Фрейлейн Лилейнорукая, Слонофилка, Ксана — Маков цвет, не мог же я, разбудив ее ласковыми прозвищами, сообщить эту ужасную весть. О небеса, какой кошмар! И я невольно посмотрел на небо. Увидел силуэты кровель Павлиньего замка, разрезавшие небо на две части; по-прежнему дул фён, и весь небосклон затянуло огромными перисто-слоистыми облаками; месяц походил на размытый золотой мазок. В свое время Максим показывал мне у себя в кабинете рентгеновские снимки, к примеру снимок грудной клетки больного туберкулезом легких Шерхака Франца. Небо в эту ночь походило на тысячекратно увеличенный рентгеновский снимок грудной клетки.

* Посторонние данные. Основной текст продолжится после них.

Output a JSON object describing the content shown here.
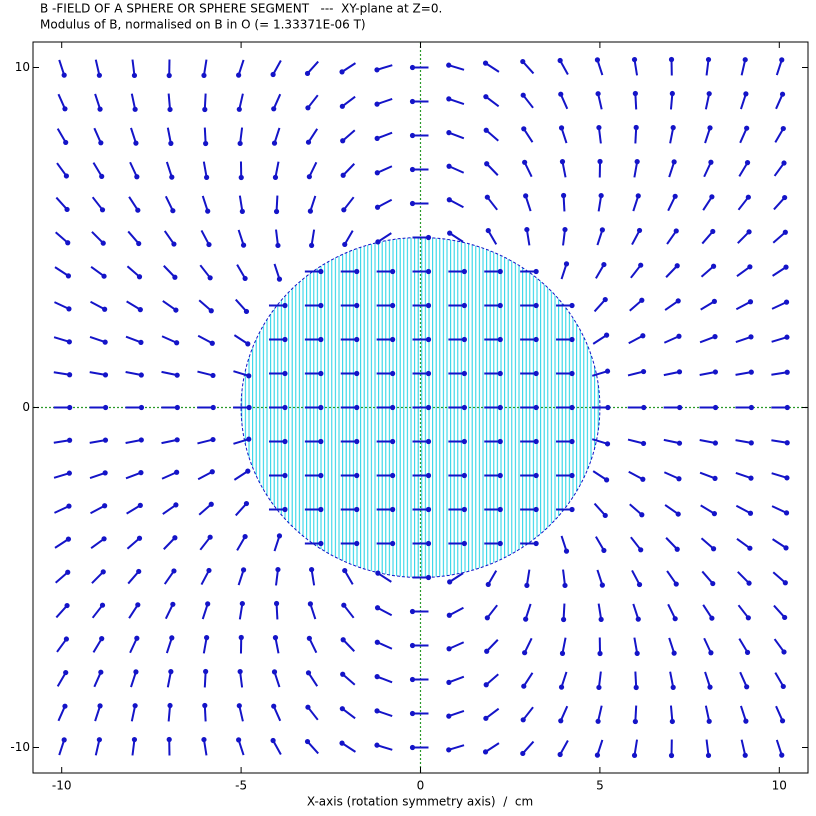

Обнаженные длинные руки Ксаны, казавшиеся особенно светлыми в темноте, были скрыты под скомканной темно-красной бархатной накидкой, которая небрежно лежала у нее на коленях, накидка походила на плащ тореро (Ксана ненавидела быков). Лица ее не было видно; она спала в характерной для нее позе, склонив голову к левому плечу, словно женщина-Нарцисс, целующая собственное плечо. Лицо Ксаны закрывала изумрудно-зеленая переливающаяся эгретка, прикрепленная к бретельке ее вечернего платья и почему-то напомнившая мне перья на шлеме берсальера.

вернуться

205

Обонятельный нерв (лат.).

вернуться

206

Здесь: смерть (лат.).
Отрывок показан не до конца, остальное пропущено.